The company is constructing a new building and adding a new polyester film manufacturing line, which will boost the company’s core business.
SKC previously said it expected to create 50 jobs in the second phase, but Tom Gray, vice president of operations, said the number of jobs will be finalized in the fourth quarter of 2013 as the new line is expected to be up and running by the second quarter of 2014.
Hiring is expected to begin in mid-to-late 2013, according to a press release. Local officials previously said the jobs would have a salary range of $35,000 to $100,000 with an average wage of $43,000. Gray said the company currently employs 350 employees in addition to outside contractors.
Polyester film is the company’s core business, and its products, including its patented Skyrol product, are used in many industrial applications, including magnetic coating, packaging, graphics, electric insulation, capacitors and many other industrial uses including stamping foil and thermal transfer ribbon.
The new line will complete SKC’s previously announced $100 million expansion, which was announced in late 2010 when the company decided to enter the solar panel field.
Phase one involved the construction of two manu- facturing lines to produce ethylene vinyl acetate film, which encapsulates the solar cells of solar panels to protect them from contamination and physical impacts. Those lines were up and running on Sept. 15, 2011. The solar panel film business was expected to employ around 70 workers.
Although they were announced together, Gray said the two phases represent two separate business investments.

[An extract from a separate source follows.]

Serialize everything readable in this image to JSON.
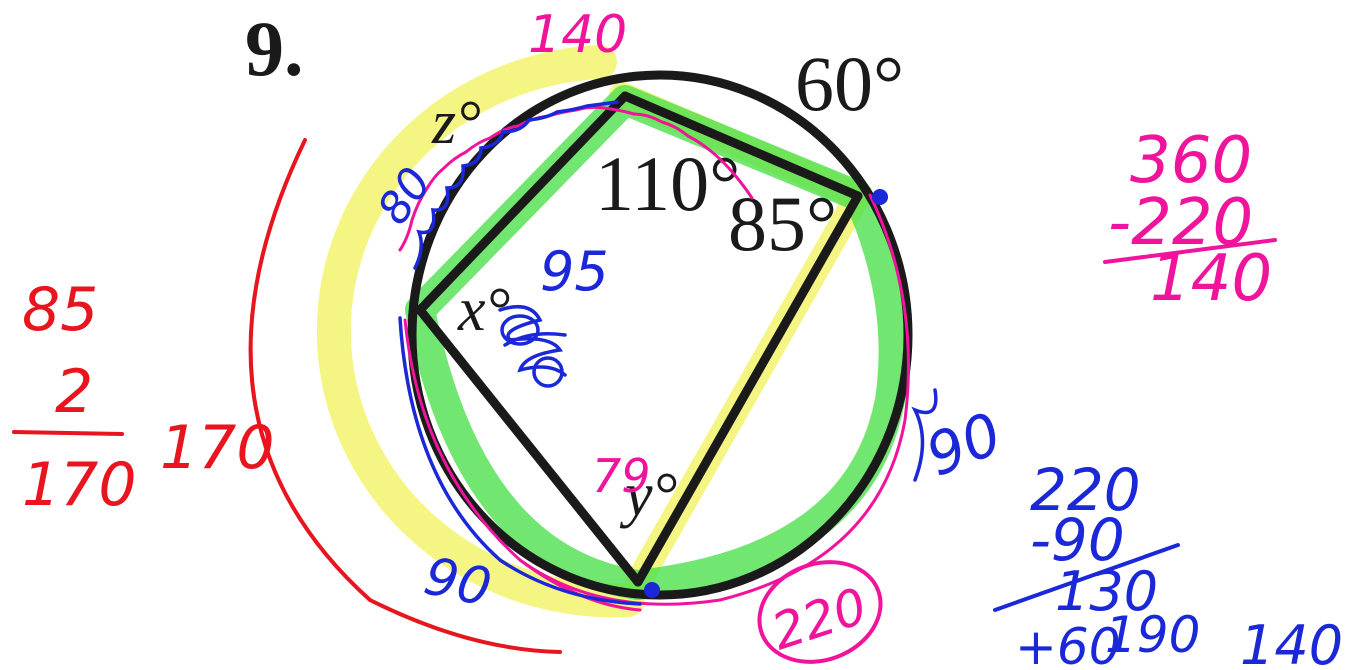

Local officials previously estimated that the fully builtout plant would bring in an additional $5.2 million in annual ad valorem tax.
Though SKC’s U.S. headquarters are located at its 389acre campus on Hazelbrand Road in Covington, local governments still competed to land SKC’s expansion. Each phase of the project receives a seven-year tax abatement plan under the incentives agreement reached between SKC and the Newton County Industrial Development Authority. The first three years of each plan will be tax free, while the additional four years will be phased in at a 25 percent tax rate increase per year. SKC was projected to save a total of $6 million in taxes over the life of the project. The state also reportedly offered a multi-million tax incentive.
Authority attorney Frank Turner Jr. said in late 2010 that there are several performance guarantees that SKC must meet in order to get the full local incentive package. One guarantee was that SKC must start phase two within three years of the finish of phase one.
SKC, a South Korean-based company, initially announced it was locating in Covington in 1996 and began operations in 1999 and has expanded its operations since then. In 2010, the company opened a polyurethane systems plant. Polyurethane foam is used as cushion for car seats and furniture and as insulation for homes, refrigerators and other appliances.
The plant was part of an aggressive expansion campaign by SKC called “Double SKC.” Chairman Shin Won Choi said the company was once again setting an example for the world and Consulate General Hae Jin Chun said these two Covington plants were the beginning of a new era for SKC.
As for any continued plans for expansion, Gray said it was too soon to speculate at this time.
“SKC Inc.’s long-term goal is to continue to reinvest in our business as market opportunities present themselves,” he said.